The main object of the Colonist was 'the general diffusion of useful knowledge, and the inculcation of right principles in regard to the means of promoting the moral welfare and the general advancement of the colony of New South Wales'. (1.1 (1 January 1835): 1)
A brief column admonishing Dr Lang [John Dunmore Lang] for publishing a favourable review of his own work, The History of New South Wales, in his own newspaper the Sydney Colonist. 'Surely', writes the Cornwall Chronicle, 'the Doctor could have found some disinterested party to have blown his trumpet for him?'
A short paragraph on a meeting of the shareholders in the Colonist newspaper.

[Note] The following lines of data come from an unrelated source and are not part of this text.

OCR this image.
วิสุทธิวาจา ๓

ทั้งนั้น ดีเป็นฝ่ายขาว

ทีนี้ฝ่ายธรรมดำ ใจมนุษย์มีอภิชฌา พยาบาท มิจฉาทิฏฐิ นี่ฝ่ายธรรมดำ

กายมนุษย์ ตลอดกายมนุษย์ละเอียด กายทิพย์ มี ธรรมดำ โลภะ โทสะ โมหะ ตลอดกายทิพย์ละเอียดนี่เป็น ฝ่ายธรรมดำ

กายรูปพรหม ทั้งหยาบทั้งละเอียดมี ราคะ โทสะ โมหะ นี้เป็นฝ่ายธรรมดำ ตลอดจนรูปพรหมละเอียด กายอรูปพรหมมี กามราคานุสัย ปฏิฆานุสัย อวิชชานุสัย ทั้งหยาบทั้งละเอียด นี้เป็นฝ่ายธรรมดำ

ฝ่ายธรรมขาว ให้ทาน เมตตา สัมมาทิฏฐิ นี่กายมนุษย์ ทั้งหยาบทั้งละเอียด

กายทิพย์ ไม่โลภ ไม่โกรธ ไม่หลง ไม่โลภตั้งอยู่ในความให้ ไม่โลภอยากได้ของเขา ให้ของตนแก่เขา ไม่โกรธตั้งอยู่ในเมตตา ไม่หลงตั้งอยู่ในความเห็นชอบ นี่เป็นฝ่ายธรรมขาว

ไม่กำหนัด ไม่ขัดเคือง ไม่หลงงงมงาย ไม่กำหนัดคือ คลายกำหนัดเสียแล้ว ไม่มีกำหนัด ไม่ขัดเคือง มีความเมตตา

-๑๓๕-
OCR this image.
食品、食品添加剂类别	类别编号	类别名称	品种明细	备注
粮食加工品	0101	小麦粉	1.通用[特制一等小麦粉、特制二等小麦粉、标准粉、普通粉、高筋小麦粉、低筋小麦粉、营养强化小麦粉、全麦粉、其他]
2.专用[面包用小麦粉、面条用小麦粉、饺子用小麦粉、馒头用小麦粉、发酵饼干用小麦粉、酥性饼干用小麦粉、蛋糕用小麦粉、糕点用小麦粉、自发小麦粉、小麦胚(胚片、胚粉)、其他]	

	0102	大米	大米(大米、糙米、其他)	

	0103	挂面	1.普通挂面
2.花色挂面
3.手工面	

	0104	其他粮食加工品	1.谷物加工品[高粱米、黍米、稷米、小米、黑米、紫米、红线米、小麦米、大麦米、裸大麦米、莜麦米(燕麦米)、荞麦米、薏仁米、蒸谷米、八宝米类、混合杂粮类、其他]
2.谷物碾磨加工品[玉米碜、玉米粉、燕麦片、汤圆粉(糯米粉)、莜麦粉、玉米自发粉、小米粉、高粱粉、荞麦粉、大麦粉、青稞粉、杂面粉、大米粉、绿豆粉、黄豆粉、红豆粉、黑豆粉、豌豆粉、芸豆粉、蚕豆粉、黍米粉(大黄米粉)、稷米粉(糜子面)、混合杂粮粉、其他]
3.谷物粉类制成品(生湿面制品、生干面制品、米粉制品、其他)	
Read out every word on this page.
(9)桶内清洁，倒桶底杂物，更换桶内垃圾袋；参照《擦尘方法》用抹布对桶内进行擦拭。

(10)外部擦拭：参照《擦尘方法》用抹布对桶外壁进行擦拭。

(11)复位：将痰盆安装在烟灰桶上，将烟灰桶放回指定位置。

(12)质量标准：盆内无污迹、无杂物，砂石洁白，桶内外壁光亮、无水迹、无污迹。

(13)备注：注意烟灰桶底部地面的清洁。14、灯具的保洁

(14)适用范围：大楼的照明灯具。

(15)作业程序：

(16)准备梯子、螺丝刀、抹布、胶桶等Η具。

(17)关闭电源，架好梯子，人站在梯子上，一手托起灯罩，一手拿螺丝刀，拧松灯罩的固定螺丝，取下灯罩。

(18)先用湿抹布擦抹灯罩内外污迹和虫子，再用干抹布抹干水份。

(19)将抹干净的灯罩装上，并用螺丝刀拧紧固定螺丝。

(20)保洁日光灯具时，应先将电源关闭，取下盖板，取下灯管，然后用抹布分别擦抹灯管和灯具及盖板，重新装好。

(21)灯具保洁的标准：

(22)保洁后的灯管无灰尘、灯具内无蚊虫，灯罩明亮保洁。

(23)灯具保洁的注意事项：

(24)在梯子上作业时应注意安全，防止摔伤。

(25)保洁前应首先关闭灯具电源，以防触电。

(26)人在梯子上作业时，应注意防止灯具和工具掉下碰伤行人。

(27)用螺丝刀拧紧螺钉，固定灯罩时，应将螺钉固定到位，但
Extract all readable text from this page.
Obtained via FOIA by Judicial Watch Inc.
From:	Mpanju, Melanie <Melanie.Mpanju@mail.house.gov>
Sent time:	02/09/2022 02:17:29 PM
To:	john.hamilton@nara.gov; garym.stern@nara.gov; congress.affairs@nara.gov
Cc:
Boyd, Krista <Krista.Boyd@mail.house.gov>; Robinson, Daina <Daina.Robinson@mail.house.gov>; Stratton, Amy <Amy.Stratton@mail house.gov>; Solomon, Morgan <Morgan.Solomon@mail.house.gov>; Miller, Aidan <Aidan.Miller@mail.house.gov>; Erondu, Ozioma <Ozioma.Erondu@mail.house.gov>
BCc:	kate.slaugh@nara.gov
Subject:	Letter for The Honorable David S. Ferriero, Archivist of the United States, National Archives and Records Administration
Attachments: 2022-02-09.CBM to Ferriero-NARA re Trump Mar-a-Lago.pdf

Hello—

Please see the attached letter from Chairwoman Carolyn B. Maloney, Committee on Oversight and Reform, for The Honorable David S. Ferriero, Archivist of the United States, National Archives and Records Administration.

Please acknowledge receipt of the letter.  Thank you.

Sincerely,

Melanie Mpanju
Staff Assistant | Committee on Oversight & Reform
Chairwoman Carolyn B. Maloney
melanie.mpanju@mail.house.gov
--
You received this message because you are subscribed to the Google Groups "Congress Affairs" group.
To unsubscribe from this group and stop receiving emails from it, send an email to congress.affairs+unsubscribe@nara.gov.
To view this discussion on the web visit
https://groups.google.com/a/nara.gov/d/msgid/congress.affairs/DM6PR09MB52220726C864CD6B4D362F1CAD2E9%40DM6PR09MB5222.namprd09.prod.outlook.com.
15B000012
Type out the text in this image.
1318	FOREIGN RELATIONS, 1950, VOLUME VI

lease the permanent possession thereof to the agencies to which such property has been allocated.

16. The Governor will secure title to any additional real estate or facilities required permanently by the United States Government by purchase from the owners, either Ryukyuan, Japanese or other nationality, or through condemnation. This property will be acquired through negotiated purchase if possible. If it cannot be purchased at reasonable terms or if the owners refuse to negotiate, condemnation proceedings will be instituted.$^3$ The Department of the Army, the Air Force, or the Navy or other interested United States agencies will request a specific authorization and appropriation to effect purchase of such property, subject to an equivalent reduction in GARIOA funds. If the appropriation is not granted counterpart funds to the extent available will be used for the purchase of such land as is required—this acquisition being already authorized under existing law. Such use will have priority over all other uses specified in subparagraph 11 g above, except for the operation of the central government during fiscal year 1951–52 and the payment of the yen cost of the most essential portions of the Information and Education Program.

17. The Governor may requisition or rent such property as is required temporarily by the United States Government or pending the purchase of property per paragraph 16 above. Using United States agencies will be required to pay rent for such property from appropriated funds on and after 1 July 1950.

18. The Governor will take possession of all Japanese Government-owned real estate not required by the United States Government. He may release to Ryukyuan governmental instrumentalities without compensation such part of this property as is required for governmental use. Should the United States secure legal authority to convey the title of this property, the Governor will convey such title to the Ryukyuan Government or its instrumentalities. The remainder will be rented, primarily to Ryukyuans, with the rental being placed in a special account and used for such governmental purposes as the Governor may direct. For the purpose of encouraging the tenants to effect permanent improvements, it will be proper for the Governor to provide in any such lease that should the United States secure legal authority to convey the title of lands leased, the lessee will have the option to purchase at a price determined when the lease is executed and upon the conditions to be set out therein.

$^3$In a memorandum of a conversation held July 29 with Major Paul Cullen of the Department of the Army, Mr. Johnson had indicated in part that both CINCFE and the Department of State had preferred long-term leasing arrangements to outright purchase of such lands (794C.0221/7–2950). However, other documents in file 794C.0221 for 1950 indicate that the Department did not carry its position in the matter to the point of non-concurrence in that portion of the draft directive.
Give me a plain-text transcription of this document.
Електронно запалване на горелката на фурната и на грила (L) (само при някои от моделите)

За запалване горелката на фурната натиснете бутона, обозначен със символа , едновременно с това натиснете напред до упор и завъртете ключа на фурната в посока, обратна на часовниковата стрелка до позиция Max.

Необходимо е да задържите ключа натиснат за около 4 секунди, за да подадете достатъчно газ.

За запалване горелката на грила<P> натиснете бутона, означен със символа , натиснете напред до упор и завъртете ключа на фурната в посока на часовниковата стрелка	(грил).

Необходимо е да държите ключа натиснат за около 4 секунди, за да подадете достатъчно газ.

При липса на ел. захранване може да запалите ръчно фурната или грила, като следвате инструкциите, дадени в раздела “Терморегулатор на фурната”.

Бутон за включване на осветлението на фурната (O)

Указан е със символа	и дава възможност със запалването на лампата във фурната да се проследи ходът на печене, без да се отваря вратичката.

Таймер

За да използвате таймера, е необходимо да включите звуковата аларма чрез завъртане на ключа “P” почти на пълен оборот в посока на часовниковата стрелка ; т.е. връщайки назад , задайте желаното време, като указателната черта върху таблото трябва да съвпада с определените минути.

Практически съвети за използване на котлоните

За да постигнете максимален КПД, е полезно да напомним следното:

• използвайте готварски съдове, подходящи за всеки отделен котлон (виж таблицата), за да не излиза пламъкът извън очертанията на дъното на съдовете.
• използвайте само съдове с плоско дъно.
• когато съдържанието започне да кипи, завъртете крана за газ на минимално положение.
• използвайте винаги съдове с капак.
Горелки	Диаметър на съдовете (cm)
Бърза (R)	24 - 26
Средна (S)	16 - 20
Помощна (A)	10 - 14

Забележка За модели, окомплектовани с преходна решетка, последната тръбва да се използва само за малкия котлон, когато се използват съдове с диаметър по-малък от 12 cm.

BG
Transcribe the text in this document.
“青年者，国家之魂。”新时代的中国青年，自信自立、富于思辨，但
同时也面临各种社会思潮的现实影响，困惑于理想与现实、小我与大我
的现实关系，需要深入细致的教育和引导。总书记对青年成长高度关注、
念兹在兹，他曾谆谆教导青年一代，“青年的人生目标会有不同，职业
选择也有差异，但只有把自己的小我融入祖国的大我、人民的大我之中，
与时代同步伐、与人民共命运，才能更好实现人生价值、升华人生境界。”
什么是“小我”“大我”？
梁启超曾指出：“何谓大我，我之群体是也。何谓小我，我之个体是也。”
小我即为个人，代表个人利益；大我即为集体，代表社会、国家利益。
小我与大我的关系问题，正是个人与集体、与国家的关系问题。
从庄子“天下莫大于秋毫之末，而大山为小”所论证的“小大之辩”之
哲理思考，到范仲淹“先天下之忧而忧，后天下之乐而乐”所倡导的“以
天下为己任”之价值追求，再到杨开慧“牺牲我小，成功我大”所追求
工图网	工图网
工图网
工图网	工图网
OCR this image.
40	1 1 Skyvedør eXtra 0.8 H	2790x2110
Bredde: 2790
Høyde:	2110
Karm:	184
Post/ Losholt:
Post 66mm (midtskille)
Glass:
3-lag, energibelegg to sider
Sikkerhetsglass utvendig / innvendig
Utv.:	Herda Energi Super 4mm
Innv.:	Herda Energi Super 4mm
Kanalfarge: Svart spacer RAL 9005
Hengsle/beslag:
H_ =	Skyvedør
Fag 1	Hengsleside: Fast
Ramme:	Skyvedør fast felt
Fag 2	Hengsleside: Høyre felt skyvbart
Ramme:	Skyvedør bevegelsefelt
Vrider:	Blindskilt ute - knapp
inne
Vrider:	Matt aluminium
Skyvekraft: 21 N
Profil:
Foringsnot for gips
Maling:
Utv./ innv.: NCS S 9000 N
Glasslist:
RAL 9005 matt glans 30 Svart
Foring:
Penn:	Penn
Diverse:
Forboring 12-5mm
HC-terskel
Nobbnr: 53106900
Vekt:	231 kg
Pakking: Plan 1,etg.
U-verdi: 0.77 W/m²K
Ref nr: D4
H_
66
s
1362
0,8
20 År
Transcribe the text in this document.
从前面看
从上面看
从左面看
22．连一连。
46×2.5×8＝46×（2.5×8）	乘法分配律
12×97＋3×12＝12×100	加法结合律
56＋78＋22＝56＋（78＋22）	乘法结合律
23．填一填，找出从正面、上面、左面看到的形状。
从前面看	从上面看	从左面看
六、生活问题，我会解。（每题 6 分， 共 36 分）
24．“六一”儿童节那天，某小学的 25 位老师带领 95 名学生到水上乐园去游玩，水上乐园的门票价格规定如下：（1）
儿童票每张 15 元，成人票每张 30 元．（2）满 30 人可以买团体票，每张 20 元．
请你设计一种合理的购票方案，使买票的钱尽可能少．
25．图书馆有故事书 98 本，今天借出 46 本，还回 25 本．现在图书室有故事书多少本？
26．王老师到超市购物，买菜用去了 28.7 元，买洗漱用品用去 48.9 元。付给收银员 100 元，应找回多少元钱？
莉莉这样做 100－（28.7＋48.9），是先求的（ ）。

A report on libel actions listed in the Supreme Court, civil side, for July 1838. The actions involve Sydney newspapers and their editors and mainly stem from an article 'The Devil and the Man of Worth' published in the Australian Magazine, 1(3) March 1838. The list includes E. D. O'Reilly v. Edward Smith Hall of the Monitor; Edward Smith Hall v. James McEachern, the editor of the Colonist; Abraham Cohen of the Australian v. Jacob Josephson 'as the writer of a letter bearing defendant's signature, inserted in the [Sydney] Gazette' ; Jacob Josephson v. 'Messrs. Fulton and Purcell, as the writer of an article, inserted in the 3rd number of The Australian Magazine, headed "The Devil and the Man of Worth"'; Jacob Josephson v. George Cavenagh, the editor of the Sydney Gazette, 'for the publication of a letter, signed "A Subscriber" referring to the article "The Devil and the Man of Worth"'. The report also mentions 'McAlister at the suit of the Attorney-General' and Edward O'Shaughnessy v. James McEarchern. See also [Untitled], correspondence by A Subscriber (fl. 1838), published in the Sydney Gazette, 6 March 1838. The publication of 'The Devil and the Man of Worth' lead to a trial of libel, Josephson v. Fulton, in the Supreme Court of New South Wales in March 1839.